When Dell originally selected FedEx, in 2005, to handle all aspects of its hardware return-and-repair process, the companies drew up a traditional supplier contract. The 100-page-plus document was filled with “supplier shall” statements that detailed FedEx’s obligations and outlined dozens of metrics for how Dell would measure success. For nearly a decade, FedEx met all its contractual obligations—but neither party was happy in the relationship. Dell felt that FedEx was not proactive in driving continuous improvement and innovative solutions; FedEx was frustrated by onerous requirements that wasted resources and forced it to operate within a restrictive statement of work. Dell’s attempts to lower costs, including bidding out the work three times during the eight-year relationship, ate into FedEx’s profits.

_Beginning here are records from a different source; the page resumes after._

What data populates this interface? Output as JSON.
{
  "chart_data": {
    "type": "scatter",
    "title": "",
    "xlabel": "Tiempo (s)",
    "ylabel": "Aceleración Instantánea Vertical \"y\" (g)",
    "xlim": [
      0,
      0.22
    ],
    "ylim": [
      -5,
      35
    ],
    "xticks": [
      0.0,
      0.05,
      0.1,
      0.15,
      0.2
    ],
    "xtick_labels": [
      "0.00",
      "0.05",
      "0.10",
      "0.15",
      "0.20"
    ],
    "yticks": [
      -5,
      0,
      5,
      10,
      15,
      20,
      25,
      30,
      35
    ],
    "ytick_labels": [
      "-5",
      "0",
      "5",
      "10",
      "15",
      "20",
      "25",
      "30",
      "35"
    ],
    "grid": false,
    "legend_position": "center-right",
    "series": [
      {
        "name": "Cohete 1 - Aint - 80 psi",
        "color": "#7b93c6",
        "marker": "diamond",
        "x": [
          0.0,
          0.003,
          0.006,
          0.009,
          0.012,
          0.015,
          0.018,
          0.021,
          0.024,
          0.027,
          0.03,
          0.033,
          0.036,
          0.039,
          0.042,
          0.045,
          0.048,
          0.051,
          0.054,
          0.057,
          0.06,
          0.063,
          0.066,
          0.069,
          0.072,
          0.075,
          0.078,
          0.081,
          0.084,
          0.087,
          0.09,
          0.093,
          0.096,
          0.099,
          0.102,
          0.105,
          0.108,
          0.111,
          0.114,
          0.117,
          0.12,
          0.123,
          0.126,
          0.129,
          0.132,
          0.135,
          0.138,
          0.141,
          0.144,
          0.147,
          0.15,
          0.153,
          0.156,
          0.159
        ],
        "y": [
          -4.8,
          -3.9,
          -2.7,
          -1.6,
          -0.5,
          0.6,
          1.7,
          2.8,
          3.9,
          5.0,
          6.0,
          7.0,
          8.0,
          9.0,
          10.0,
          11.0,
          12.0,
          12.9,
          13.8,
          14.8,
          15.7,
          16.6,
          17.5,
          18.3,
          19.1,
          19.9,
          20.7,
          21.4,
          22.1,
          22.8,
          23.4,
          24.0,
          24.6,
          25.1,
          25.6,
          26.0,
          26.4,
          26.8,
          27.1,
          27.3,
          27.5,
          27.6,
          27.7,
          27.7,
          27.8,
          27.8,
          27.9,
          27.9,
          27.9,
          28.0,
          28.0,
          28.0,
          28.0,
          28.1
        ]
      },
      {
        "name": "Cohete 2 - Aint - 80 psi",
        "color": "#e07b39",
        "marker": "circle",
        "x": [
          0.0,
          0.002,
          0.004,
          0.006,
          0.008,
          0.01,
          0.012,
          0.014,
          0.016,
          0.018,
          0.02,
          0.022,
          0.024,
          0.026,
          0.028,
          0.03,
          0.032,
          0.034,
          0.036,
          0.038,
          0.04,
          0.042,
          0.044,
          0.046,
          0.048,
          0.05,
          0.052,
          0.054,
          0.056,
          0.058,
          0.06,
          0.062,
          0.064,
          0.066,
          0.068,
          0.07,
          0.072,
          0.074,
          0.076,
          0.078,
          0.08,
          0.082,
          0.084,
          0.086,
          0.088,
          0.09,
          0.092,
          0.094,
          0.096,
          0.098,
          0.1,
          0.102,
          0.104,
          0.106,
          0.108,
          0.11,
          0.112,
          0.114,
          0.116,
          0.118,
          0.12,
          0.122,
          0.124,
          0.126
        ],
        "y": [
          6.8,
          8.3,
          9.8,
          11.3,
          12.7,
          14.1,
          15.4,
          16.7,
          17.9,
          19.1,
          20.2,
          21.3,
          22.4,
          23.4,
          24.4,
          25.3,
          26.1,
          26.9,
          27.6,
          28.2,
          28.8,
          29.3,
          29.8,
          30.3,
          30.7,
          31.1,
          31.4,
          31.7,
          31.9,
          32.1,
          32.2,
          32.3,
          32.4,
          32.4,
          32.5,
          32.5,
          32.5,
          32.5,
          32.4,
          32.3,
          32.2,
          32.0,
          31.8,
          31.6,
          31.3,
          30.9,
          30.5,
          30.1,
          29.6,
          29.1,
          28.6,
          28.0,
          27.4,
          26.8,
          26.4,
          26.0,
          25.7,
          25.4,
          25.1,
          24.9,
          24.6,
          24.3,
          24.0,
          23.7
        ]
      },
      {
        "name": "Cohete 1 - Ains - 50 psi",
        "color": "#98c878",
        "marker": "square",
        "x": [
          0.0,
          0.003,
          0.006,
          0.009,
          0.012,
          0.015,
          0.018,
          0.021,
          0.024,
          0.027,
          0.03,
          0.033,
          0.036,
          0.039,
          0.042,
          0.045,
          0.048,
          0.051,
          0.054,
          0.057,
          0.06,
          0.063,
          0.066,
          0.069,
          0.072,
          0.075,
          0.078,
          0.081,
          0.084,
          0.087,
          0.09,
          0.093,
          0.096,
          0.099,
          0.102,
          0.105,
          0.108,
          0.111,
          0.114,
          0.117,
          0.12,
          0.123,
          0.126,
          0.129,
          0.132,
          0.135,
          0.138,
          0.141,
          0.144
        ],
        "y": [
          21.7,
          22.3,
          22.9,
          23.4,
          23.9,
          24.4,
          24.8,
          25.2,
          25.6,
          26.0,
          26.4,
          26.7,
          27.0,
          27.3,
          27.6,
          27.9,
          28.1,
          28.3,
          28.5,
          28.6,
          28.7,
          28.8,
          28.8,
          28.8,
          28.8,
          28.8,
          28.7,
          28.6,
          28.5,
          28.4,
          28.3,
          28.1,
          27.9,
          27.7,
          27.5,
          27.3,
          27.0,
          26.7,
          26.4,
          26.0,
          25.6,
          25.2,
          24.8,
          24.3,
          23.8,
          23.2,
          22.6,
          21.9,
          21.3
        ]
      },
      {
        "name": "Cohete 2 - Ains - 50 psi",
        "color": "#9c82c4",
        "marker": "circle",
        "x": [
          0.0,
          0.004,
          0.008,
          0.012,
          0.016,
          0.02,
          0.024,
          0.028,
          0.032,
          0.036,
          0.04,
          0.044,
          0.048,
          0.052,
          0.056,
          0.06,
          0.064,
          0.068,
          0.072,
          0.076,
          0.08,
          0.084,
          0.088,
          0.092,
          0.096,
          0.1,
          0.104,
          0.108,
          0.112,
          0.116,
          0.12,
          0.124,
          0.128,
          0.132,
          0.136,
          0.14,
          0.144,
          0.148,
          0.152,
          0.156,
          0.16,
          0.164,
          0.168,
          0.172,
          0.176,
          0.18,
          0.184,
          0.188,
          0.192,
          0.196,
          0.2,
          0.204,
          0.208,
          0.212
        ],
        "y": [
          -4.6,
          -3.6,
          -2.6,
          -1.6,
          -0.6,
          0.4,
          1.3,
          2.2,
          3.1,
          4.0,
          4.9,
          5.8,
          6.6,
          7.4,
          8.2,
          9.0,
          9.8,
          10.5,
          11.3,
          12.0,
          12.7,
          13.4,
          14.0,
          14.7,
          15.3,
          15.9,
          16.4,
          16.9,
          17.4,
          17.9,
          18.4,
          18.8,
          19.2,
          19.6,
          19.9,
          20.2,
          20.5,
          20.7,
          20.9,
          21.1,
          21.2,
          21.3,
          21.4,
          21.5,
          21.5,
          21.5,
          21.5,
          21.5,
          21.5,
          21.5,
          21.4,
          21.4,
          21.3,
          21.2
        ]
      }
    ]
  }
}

A New Approach to Contracts
In an era when businesses increasingly have to depend on their suppliers to lower costs, improve quality, and drive innovation, traditional contracts don’t work. They often undermine the partnerlike relationships and trust needed to cope with external uncertainty.
The remedy is to adopt a totally different kind of arrangement: a formal relational contract that creates a flexible framework designed to foster collaboration in complex strategic relationships over the long term. These contracts, which are legally enforceable, specify mutual goals and establish governance structures to keep the parties’ expectations and interests aligned.
They are especially useful for complex purchasing arrangements, outsourcing, strategic alliances, joint ventures, franchises, public-private partnerships, large construction projects, and collective bargaining agreements.
Crafting a formal relational contract involves five steps: laying the foundation, cocreating a shared vision and objectives, adopting guiding principles, aligning expectations and interests, and creating systems for staying aligned.